Entsprechend ähnlich klang auch Kapitän Johannes Golla. "Er haut die Siebenmeter rein. Er macht das Tor in der 60. Minute zur Verlängerung, das letzte Tor, die entscheidenden Tore. Es ist crazy, was er macht", lobte der 26-Jährige seinen Mitspieler.
Und der umjubelte Matchwinner selbst? Der staunte auch. "Ich weiß nicht, wie es passieren konnte, dass ich in so einen Flow gerate", erklärte er mit einem Grinsen. "Ich habe gefühlt alles vergessen drumherum, was passiert, was ist. Ich habe vergessen, wie wichtig die Würfe sind - einfach, weil ich so im Flow war und überzeugt war, sie reinzumachen."
Gerade die 100-Prozent-Quote vom Siebenmeterpunkt war beeindruckend, wenn man bedenkt, dass er vorher in seiner Profikarriere eigentlich (noch) nie von der Linie antrat. "Ich habe gesehen, dass die anderen vielleicht ein wenig verunsichert waren und dann habe ich in der Situation gesagt: Ich nehme den Ball und bin selbstbewusst, ihn reinzumachen", sagte Uscins.
Marko Grgic und Juri Knorr waren zuvor zusammengerechnet dreimal an Vincent Gerard gescheitert, Uscins haute dem Franzosen die Bälle um die Ohren. "Die Torhüter hatten keine Wurfbilder von Siebenmeter von mir, was vielleicht ein bisschen geholfen hat", lachte der Linkshänder. "Ich wollte ihn ein bisschen verladen mit meinen Arm, weil Gerard nicht wusste, was kommt."

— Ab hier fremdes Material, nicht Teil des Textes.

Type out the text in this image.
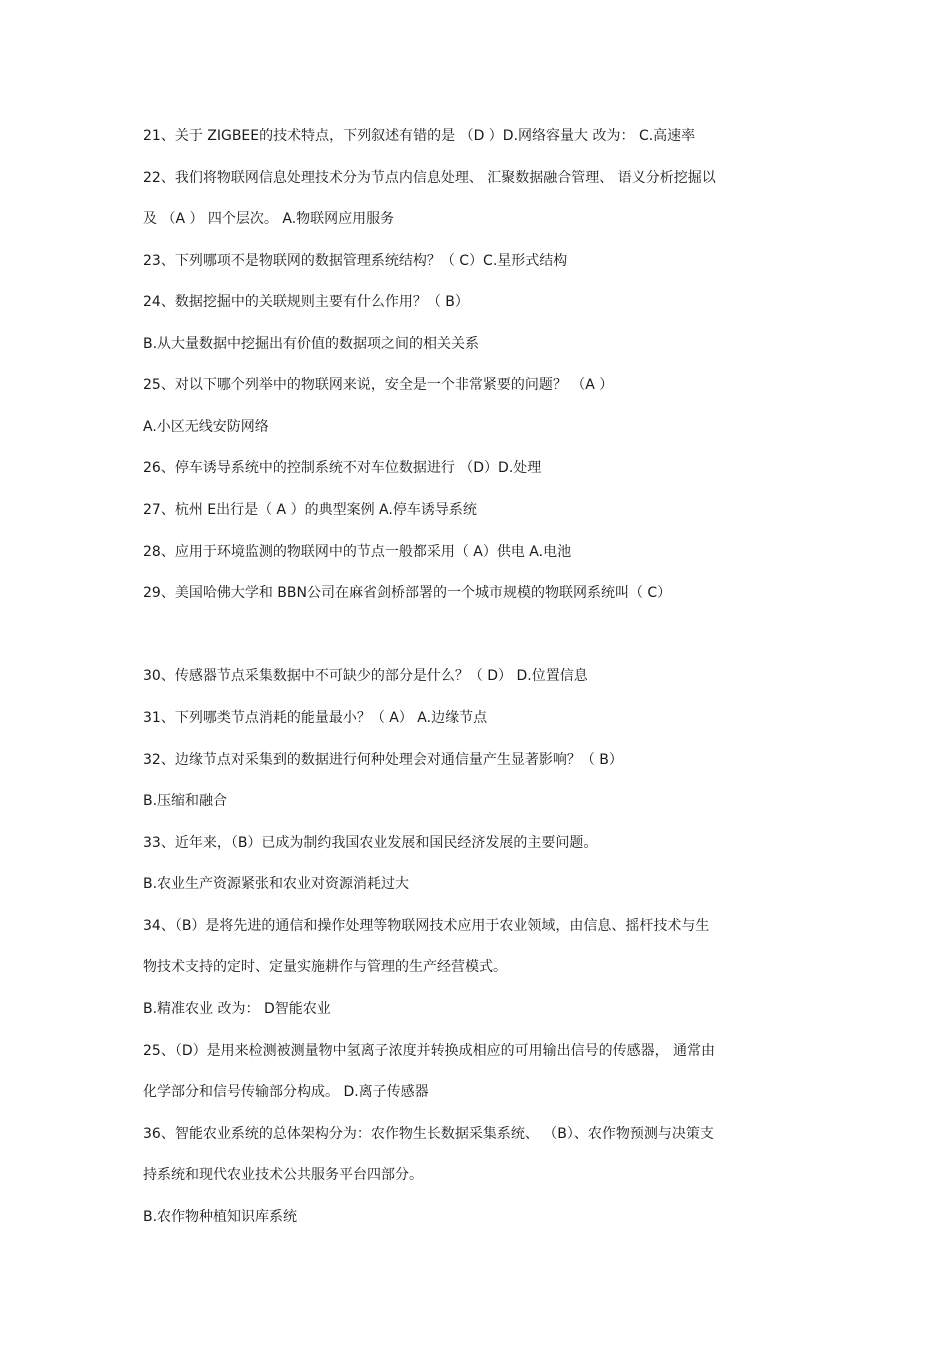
21、关于 ZIGBEE的技术特点，下列叙述有错的是 （D ）D.网络容量大 改为： C.高速率
22、我们将物联网信息处理技术分为节点内信息处理、 汇聚数据融合管理、 语义分析挖掘以
及 （A ） 四个层次。 A.物联网应用服务
23、下列哪项不是物联网的数据管理系统结构？（ C）C.星形式结构
24、数据挖掘中的关联规则主要有什么作用？（ B）
B.从大量数据中挖掘出有价值的数据项之间的相关关系
25、对以下哪个列举中的物联网来说，安全是一个非常紧要的问题？ （A ）
A.小区无线安防网络
26、停车诱导系统中的控制系统不对车位数据进行 （D）D.处理
27、杭州 E出行是（ A ）的典型案例 A.停车诱导系统
28、应用于环境监测的物联网中的节点一般都采用（ A）供电 A.电池
29、美国哈佛大学和 BBN公司在麻省剑桥部署的一个城市规模的物联网系统叫（ C）
30、传感器节点采集数据中不可缺少的部分是什么？（ D） D.位置信息
31、下列哪类节点消耗的能量最小？（ A） A.边缘节点
32、边缘节点对采集到的数据进行何种处理会对通信量产生显著影响？（ B）
B.压缩和融合
33、近年来，（B）已成为制约我国农业发展和国民经济发展的主要问题。
B.农业生产资源紧张和农业对资源消耗过大
34、（B）是将先进的通信和操作处理等物联网技术应用于农业领域，由信息、摇杆技术与生
物技术支持的定时、定量实施耕作与管理的生产经营模式。
B.精准农业 改为： D智能农业
25、（D）是用来检测被测量物中氢离子浓度并转换成相应的可用输出信号的传感器， 通常由
化学部分和信号传输部分构成。 D.离子传感器
36、智能农业系统的总体架构分为：农作物生长数据采集系统、 （B）、农作物预测与决策支
持系统和现代农业技术公共服务平台四部分。
B.农作物种植知识库系统
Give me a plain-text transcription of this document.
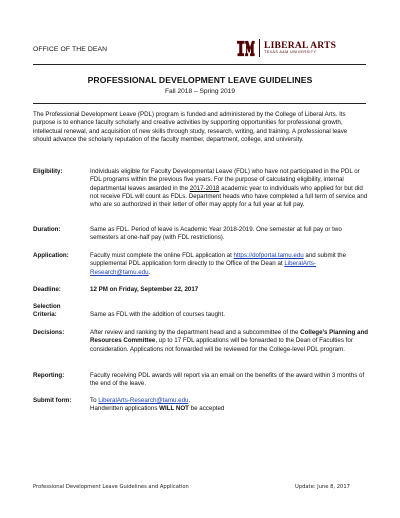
OFFICE OF THE DEAN	LIBERAL ARTS
TEXAS A&M UNIVERSITY
PROFESSIONAL DEVELOPMENT LEAVE GUIDELINES
Fall 2018 – Spring 2019
The Professional Development Leave (PDL) program is funded and administered by the College of Liberal Arts. Its purpose is to enhance faculty scholarly and creative activities by supporting opportunities for professional growth, intellectual renewal, and acquisition of new skills through study, research, writing, and training. A professional leave should advance the scholarly reputation of the faculty member, department, college, and university.
Eligibility:	Individuals eligible for Faculty Developmental Leave (FDL) who have not participated in the PDL or FDL programs within the previous five years. For the purpose of calculating eligibility, internal departmental leaves awarded in the 2017-2018 academic year to individuals who applied for but did not receive FDL will count as FDLs. Department heads who have completed a full term of service and who are so authorized in their letter of offer may apply for a full year at full pay.
Duration:	Same as FDL. Period of leave is Academic Year 2018-2019. One semester at full pay or two semesters at one-half pay (with FDL restrictions).
Application:	Faculty must complete the online FDL application at https://dofportal.tamu.edu and submit the supplemental PDL application form directly to the Office of the Dean at LiberalArts-Research@tamu.edu.
Deadline:	12 PM on Friday, September 22, 2017
Selection
Criteria:	Same as FDL with the addition of courses taught.
Decisions:	After review and ranking by the department head and a subcommittee of the College’s Planning and Resources Committee, up to 17 FDL applications will be forwarded to the Dean of Faculties for consideration. Applications not forwarded will be reviewed for the College-level PDL program.
Reporting:	Faculty receiving PDL awards will report via an email on the benefits of the award within 3 months of the end of the leave.
Submit form:	To LiberalArts-Research@tamu.edu.
Handwritten applications WILL NOT be accepted
Professional Development Leave Guidelines and Application	Update: June 8, 2017
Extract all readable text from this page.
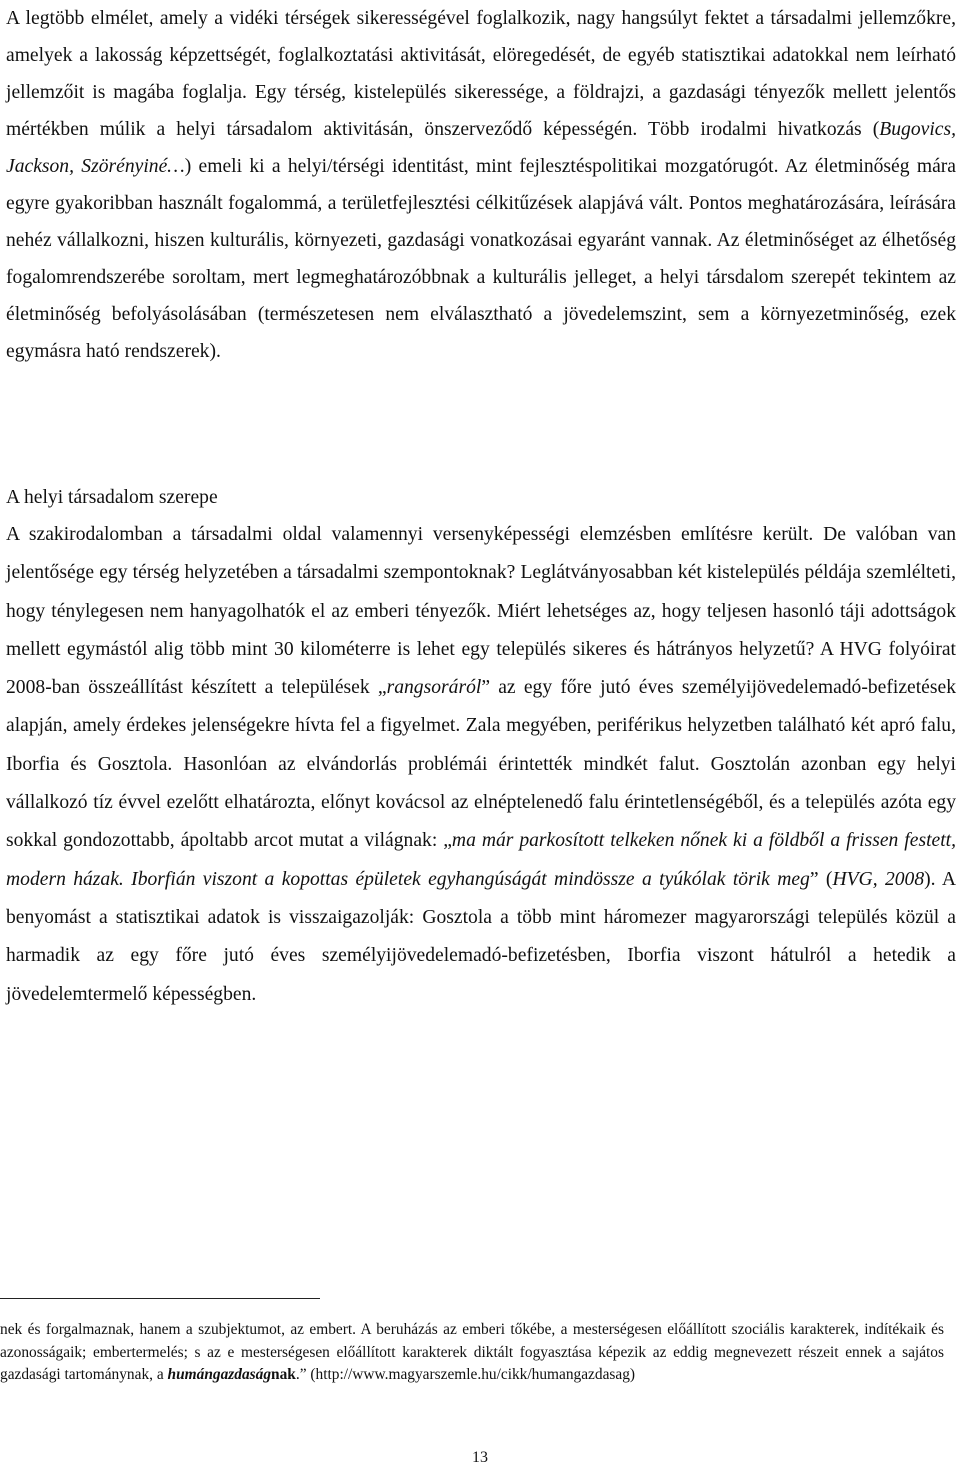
A legtöbb elmélet, amely a vidéki térségek sikerességével foglalkozik, nagy hangsúlyt fektet a társadalmi jellemzőkre, amelyek a lakosság képzettségét, foglalkoztatási aktivitását, elöregedését, de egyéb statisztikai adatokkal nem leírható jellemzőit is magába foglalja. Egy térség, kistelepülés sikeressége, a földrajzi, a gazdasági tényezők mellett jelentős mértékben múlik a helyi társadalom aktivitásán, önszerveződő képességén. Több irodalmi hivatkozás (Bugovics, Jackson, Szörényiné…) emeli ki a helyi/térségi identitást, mint fejlesztéspolitikai mozgatórugót. Az életminőség mára egyre gyakoribban használt fogalommá, a területfejlesztési célkitűzések alapjává vált. Pontos meghatározására, leírására nehéz vállalkozni, hiszen kulturális, környezeti, gazdasági vonatkozásai egyaránt vannak. Az életminőséget az élhetőség fogalomrendszerébe soroltam, mert legmeghatározóbbnak a kulturális jelleget, a helyi társdalom szerepét tekintem az életminőség befolyásolásában (természetesen nem elválasztható a jövedelemszint, sem a környezetminőség, ezek egymásra ható rendszerek).

A helyi társadalom szerepe

A szakirodalomban a társadalmi oldal valamennyi versenyképességi elemzésben említésre került. De valóban van jelentősége egy térség helyzetében a társadalmi szempontoknak? Leglátványosabban két kistelepülés példája szemlélteti, hogy ténylegesen nem hanyagolhatók el az emberi tényezők. Miért lehetséges az, hogy teljesen hasonló táji adottságok mellett egymástól alig több mint 30 kilométerre is lehet egy település sikeres és hátrányos helyzetű? A HVG folyóirat 2008-ban összeállítást készített a települések „rangsoráról” az egy főre jutó éves személyijövedelemadó-befizetések alapján, amely érdekes jelenségekre hívta fel a figyelmet. Zala megyében, periférikus helyzetben található két apró falu, Iborfia és Gosztola. Hasonlóan az elvándorlás problémái érintették mindkét falut. Gosztolán azonban egy helyi vállalkozó tíz évvel ezelőtt elhatározta, előnyt kovácsol az elnéptelenedő falu érintetlenségéből, és a település azóta egy sokkal gondozottabb, ápoltabb arcot mutat a világnak: „ma már parkosított telkeken nőnek ki a földből a frissen festett, modern házak. Iborfián viszont a kopottas épületek egyhangúságát mindössze a tyúkólak törik meg” (HVG, 2008). A benyomást a statisztikai adatok is visszaigazolják: Gosztola a több mint háromezer magyarországi település közül a harmadik az egy főre jutó éves személyijövedelemadó-befizetésben, Iborfia viszont hátulról a hetedik a jövedelemtermelő képességben.

nek és forgalmaznak, hanem a szubjektumot, az embert. A beruházás az emberi tőkébe, a mesterségesen előállított szociális karakterek, indítékaik és azonosságaik; embertermelés; s az e mesterségesen előállított karakterek diktált fogyasztása képezik az eddig megnevezett részeit ennek a sajátos gazdasági tartománynak, a humángazdaságnak.” (http://www.magyarszemle.hu/cikk/humangazdasag)

13
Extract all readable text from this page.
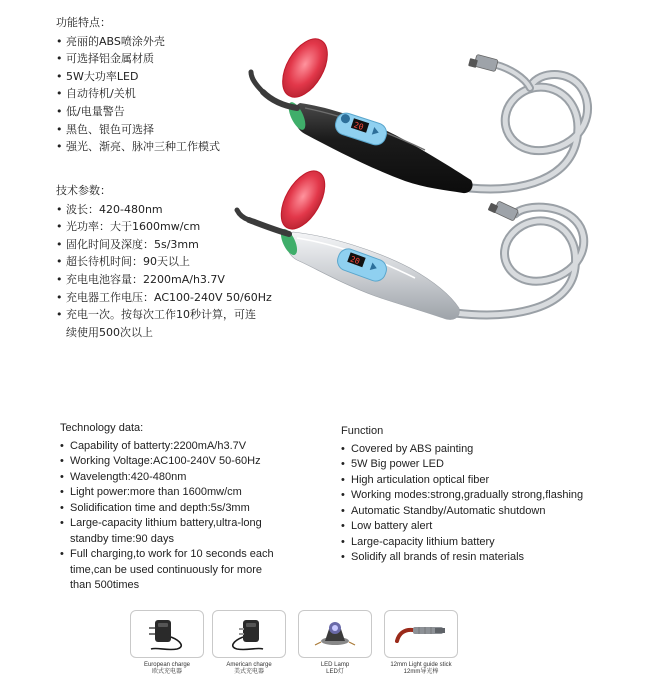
功能特点：
• 亮丽的ABS喷涂外壳
• 可选择铝金属材质
• 5W大功率LED
• 自动待机/关机
• 低/电量警告
• 黑色、银色可选择
• 强光、渐亮、脉冲三种工作模式
技术参数：
• 波长：420-480nm
• 光功率：大于1600mw/cm
• 固化时间及深度：5s/3mm
• 超长待机时间：90天以上
• 充电电池容量：2200mA/h3.7V
• 充电器工作电压：AC100-240V 50/60Hz
• 充电一次。按每次工作10秒计算，可连
续使用500次以上
20
20
Technology data:
• Capability of batterty:2200mA/h3.7V
• Working Voltage:AC100-240V 50-60Hz
• Wavelength:420-480nm
• Light power:more than 1600mw/cm
• Solidification time and depth:5s/3mm
• Large-capacity lithium battery,ultra-long
standby time:90 days
• Full charging,to work for 10 seconds each
time,can be used continuously for more
than 500times
Function
• Covered by ABS painting
• 5W Big power LED
• High articulation optical fiber
• Working modes:strong,gradually strong,flashing
• Automatic Standby/Automatic shutdown
• Low battery alert
• Large-capacity lithium battery
• Solidify all brands of resin materials
European charge
欧式充电器
American charge
美式充电器
LED Lamp
LED灯
12mm Light guide stick
12mm导光棒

Mit Erfolg - und die französischen Fans wurden leiser, je öfter Uscins traf. "Es war eine riesige Atmosphäre", strahlte der Linkshänder. "Wenn die Franzosen einen Lauf hatten, dann wurde es richtig laut. Es sehr viel Spaß gemacht, die Leute gegen uns zu haben - und das Schönste an so einer Halle ist es, sie zum Schweigen zu bringen."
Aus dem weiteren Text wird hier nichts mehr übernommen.